Insulin therapy should begin only after initial volume replacement. Hyperglycemia serves to “drag” water into the extracellular fluid (ECF) space (due to its contribution to osmotic pressure in the ECF) and helps maintain blood pressure, even in the face of significant volume deficits. If the volume deficit is not addressed first, insulin administration can precipitate vascular collapse as hyperglycemia resolves and extravascular water moves intracellularly. This occurs more commonly in patients with hyperglycemic hyperosmolar state (HHS) due to the profound hyperglycemia, but it can also occur in patients with DKA. Further, volume resuscitation alone may improve GFR and glucose excretion. Because there is no convincing evidence that withholding insulin for the first 15 to 30 minutes of volume resuscitation has any adverse effects, insulin administration should be delayed during this critical period.

After initial volume repletion, a bolus of 0.15 units/kg of insulin should be given intravenously and a maintenance infusion begun at 0.1 units/kg/h. Capillary blood glucose should be monitored hourly and verified by frequent measurements of serum glucose. If blood glucose does not fall by 50 to 70 mg/dL/h, the insulin drip should be adjusted accordingly. Most ICUs have a protocol for insulin drip titration.

Inhibition of Ketogenesis

Insulin is required to inhibit lipolysis and ketone generation. Because the serum glucose normalizes before ketoacid production stops, it is important to continue the insulin drip until the anion gap has “closed” (i.e., returned to a normal gap of 7 to 12 mmol/L). Premature discontinuation of insulin will lead to worsening acidosis. If serum glucose falls to ≤ 250 mg/dL (14 mmol/L) before the anion gap closes, intravenous fluids should be changed to include 5% dextrose.
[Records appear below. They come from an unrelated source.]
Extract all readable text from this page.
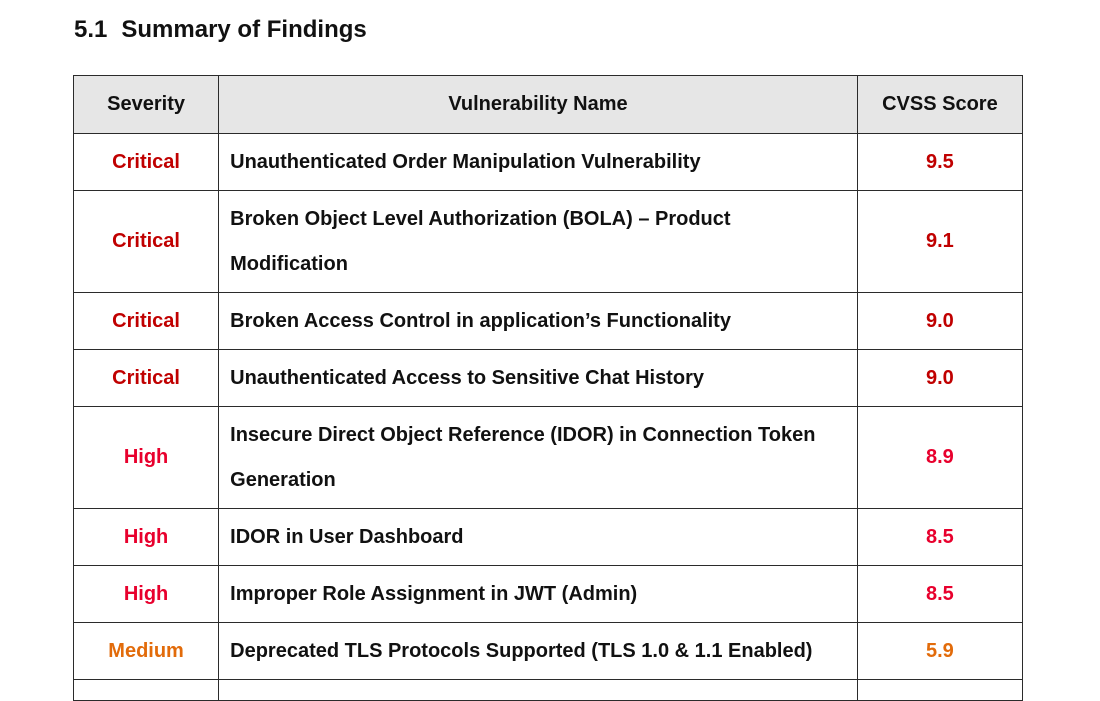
5.1 Summary of Findings
Severity	Vulnerability Name	CVSS Score
Critical	Unauthenticated Order Manipulation Vulnerability	9.5
Critical	Broken Object Level Authorization (BOLA) – Product Modification	9.1
Critical	Broken Access Control in application’s Functionality	9.0
Critical	Unauthenticated Access to Sensitive Chat History	9.0
High	Insecure Direct Object Reference (IDOR) in Connection Token Generation	8.9
High	IDOR in User Dashboard	8.5
High	Improper Role Assignment in JWT (Admin)	8.5
Medium	Deprecated TLS Protocols Supported (TLS 1.0 & 1.1 Enabled)	5.9
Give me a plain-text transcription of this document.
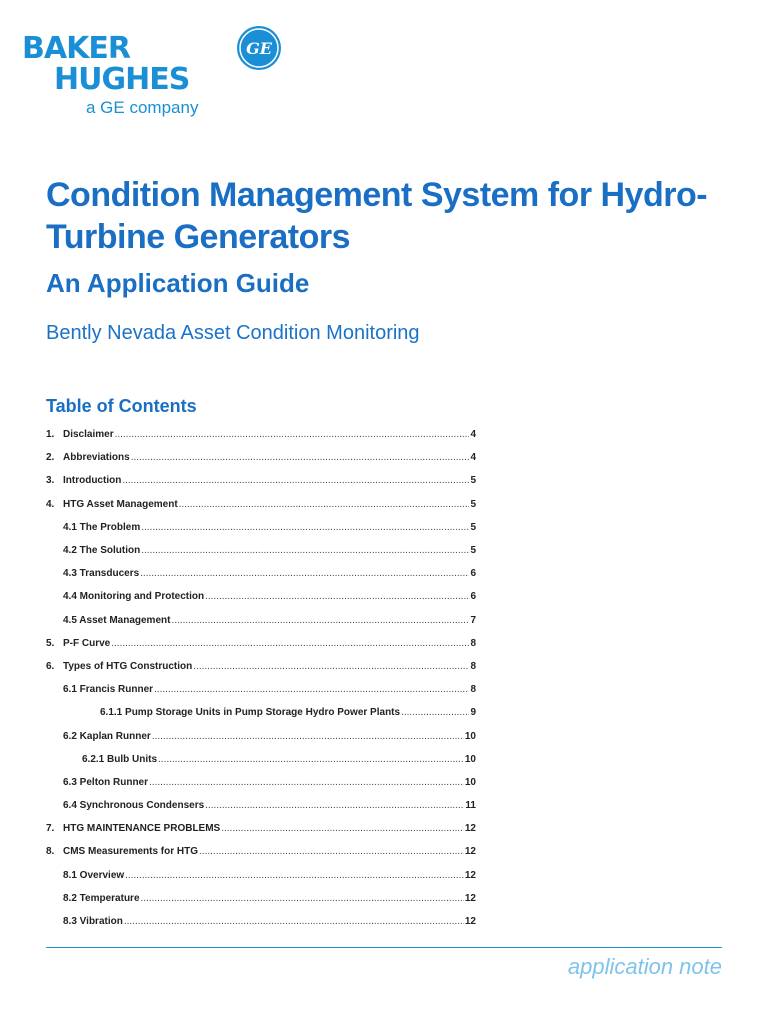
BAKER
HUGHES
a GE company
GE
Condition Management System for Hydro-Turbine Generators
An Application Guide

Bently Nevada Asset Condition Monitoring

Table of Contents
1. Disclaimer .....	4
2. Abbreviations .....	4
3. Introduction .....	5
4. HTG Asset Management .....	5
4.1 The Problem .....	5
4.2 The Solution .....	5
4.3 Transducers .....	6
4.4 Monitoring and Protection .....	6
4.5 Asset Management .....	7
5. P-F Curve .....	8
6. Types of HTG Construction .....	8
6.1 Francis Runner .....	8
6.1.1 Pump Storage Units in Pump Storage Hydro Power Plants .....	9
6.2 Kaplan Runner .....	10
6.2.1 Bulb Units .....	10
6.3 Pelton Runner .....	10
6.4 Synchronous Condensers .....	11
7. HTG MAINTENANCE PROBLEMS .....	12
8. CMS Measurements for HTG .....	12
8.1 Overview .....	12
8.2 Temperature .....	12
8.3 Vibration .....	12

application note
On occasion, 10% dextrose is necessary to maintain blood glucose between 150 and 200 mg/dL. Once dextrose is included in the intravenous fluids, the insulin infusion should be decreased to 0.05 to 0.1 units/kg/h. It may be necessary to decrease the infusion to 2 to 4 units/hour to avoid hypoglycemia.
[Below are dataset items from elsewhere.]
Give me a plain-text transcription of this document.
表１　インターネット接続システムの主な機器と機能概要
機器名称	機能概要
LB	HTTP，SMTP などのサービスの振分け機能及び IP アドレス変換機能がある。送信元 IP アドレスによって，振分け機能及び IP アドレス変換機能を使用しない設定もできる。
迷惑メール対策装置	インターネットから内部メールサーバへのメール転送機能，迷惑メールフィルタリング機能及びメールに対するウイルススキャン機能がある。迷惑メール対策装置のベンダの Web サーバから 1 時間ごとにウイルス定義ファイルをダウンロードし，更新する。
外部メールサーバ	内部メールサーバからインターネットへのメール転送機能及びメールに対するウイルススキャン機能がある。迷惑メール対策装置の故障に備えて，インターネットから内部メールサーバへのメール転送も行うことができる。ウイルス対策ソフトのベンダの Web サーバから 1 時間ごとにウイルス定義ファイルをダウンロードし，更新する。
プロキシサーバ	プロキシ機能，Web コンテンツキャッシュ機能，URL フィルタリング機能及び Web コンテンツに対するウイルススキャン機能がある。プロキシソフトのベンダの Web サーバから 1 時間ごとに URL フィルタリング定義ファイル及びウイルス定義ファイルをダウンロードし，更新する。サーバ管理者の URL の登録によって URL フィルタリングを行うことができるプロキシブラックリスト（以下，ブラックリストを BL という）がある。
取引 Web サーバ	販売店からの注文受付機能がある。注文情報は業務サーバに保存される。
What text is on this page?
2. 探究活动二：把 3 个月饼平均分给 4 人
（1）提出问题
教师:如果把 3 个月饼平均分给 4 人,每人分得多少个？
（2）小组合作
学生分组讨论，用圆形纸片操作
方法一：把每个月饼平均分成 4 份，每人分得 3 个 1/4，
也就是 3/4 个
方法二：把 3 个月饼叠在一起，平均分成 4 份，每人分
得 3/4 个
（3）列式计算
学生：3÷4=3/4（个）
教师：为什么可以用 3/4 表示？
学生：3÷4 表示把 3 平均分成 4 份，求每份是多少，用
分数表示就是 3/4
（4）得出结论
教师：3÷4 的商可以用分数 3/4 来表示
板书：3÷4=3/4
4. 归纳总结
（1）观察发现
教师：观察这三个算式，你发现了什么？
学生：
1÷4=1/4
The acidosis should be monitored every 2 to 4 hours by following the anion gap and serum bicarbonate. Ketones may appear to increase as the β-hydroxybutyrate is converted to acetoacetate as only the latter is detected by the assay. It is more important to follow the anion gap than the ketonemia. As insulin shuts off production of ketoacids and the kidney excretes those already present, the anion gap normalizes and a non-anion-gap metabolic acidosis becomes evident. As the kidney regenerates bicarbonate over 12 to 24 hours, the acidosis resolves. When it is evident that ketoacid production has been suppressed and the bicarbonate is normalizing, the insulin infusion can be discontinued. At least 0.5 hour before stopping the infusion, however, the patient should be given subcutaneous insulin to prevent the recurrence of the acidosis.
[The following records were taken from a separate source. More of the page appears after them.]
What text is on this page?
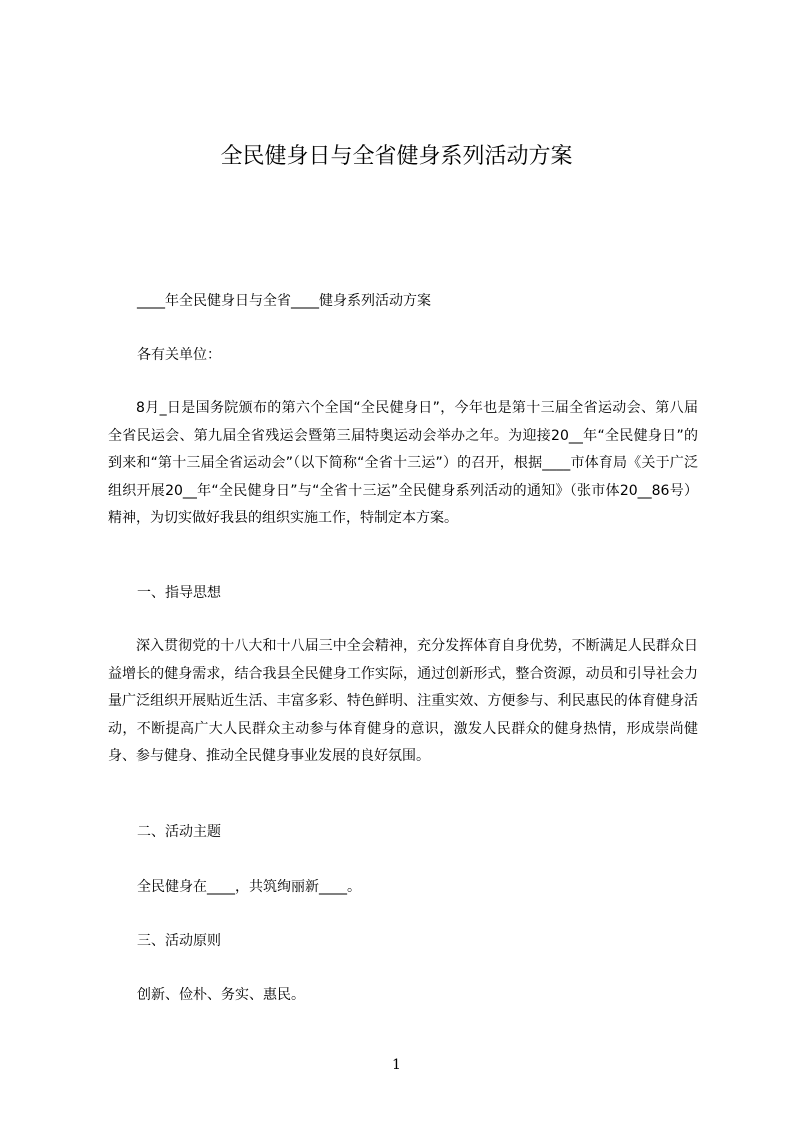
全民健身日与全省健身系列活动方案
____年全民健身日与全省____健身系列活动方案
各有关单位：
8月_日是国务院颁布的第六个全国“全民健身日”，今年也是第十三届全省运动会、第八届全省民运会、第九届全省残运会暨第三届特奥运动会举办之年。为迎接20__年“全民健身日”的到来和“第十三届全省运动会”（以下简称“全省十三运”）的召开，根据____市体育局《关于广泛组织开展20__年“全民健身日”与“全省十三运”全民健身系列活动的通知》（张市体20__86号）精神，为切实做好我县的组织实施工作，特制定本方案。
一、指导思想
深入贯彻党的十八大和十八届三中全会精神，充分发挥体育自身优势，不断满足人民群众日益增长的健身需求，结合我县全民健身工作实际，通过创新形式，整合资源，动员和引导社会力量广泛组织开展贴近生活、丰富多彩、特色鲜明、注重实效、方便参与、利民惠民的体育健身活动，不断提高广大人民群众主动参与体育健身的意识，激发人民群众的健身热情，形成崇尚健身、参与健身、推动全民健身事业发展的良好氛围。
二、活动主题
全民健身在____，共筑绚丽新____。
三、活动原则
创新、俭朴、务实、惠民。
1
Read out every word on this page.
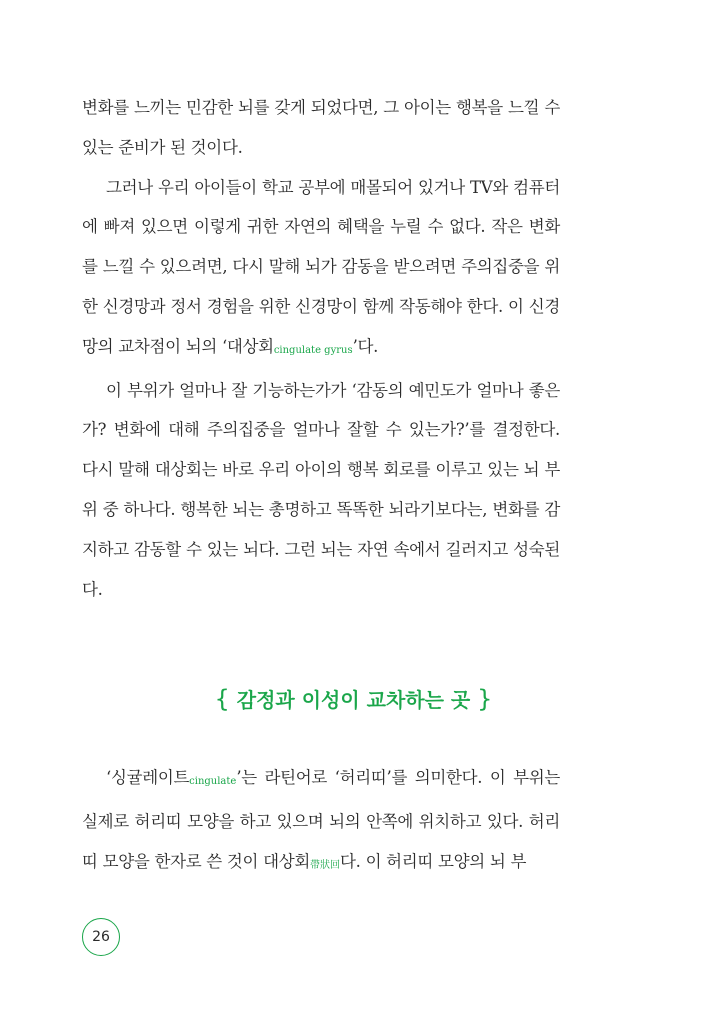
변화를 느끼는 민감한 뇌를 갖게 되었다면, 그 아이는 행복을 느낄 수 있는 준비가 된 것이다.

그러나 우리 아이들이 학교 공부에 매몰되어 있거나 TV와 컴퓨터에 빠져 있으면 이렇게 귀한 자연의 혜택을 누릴 수 없다. 작은 변화를 느낄 수 있으려면, 다시 말해 뇌가 감동을 받으려면 주의집중을 위한 신경망과 정서 경험을 위한 신경망이 함께 작동해야 한다. 이 신경망의 교차점이 뇌의 ‘대상회cingulate gyrus’다.

이 부위가 얼마나 잘 기능하는가가 ‘감동의 예민도가 얼마나 좋은가? 변화에 대해 주의집중을 얼마나 잘할 수 있는가?’를 결정한다. 다시 말해 대상회는 바로 우리 아이의 행복 회로를 이루고 있는 뇌 부위 중 하나다. 행복한 뇌는 총명하고 똑똑한 뇌라기보다는, 변화를 감지하고 감동할 수 있는 뇌다. 그런 뇌는 자연 속에서 길러지고 성숙된다.

{ 감정과 이성이 교차하는 곳 }

‘싱귤레이트cingulate’는 라틴어로 ‘허리띠’를 의미한다. 이 부위는 실제로 허리띠 모양을 하고 있으며 뇌의 안쪽에 위치하고 있다. 허리띠 모양을 한자로 쓴 것이 대상회帶狀回다. 이 허리띠 모양의 뇌 부

26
Despite significant acidosis, bicarbonate therapy is rarely, if ever, necessary. Even with severe acidemia (pH 7.0 to 7.2), there is no clear evidence supporting the use of bicarbonate therapy. In fact, bicarbonate infusions can be detrimental because they may delay ketoacid metabolism, unmask hypokalemia, and cause intracellular acidosis. Increased bicarbonate drives PaCO₂ production while simultaneously inhibiting respiratory drive, the result of which is intracellular acidosis. Bicarbonate therapy can be considered if the pH is < 7 but should be used judiciously.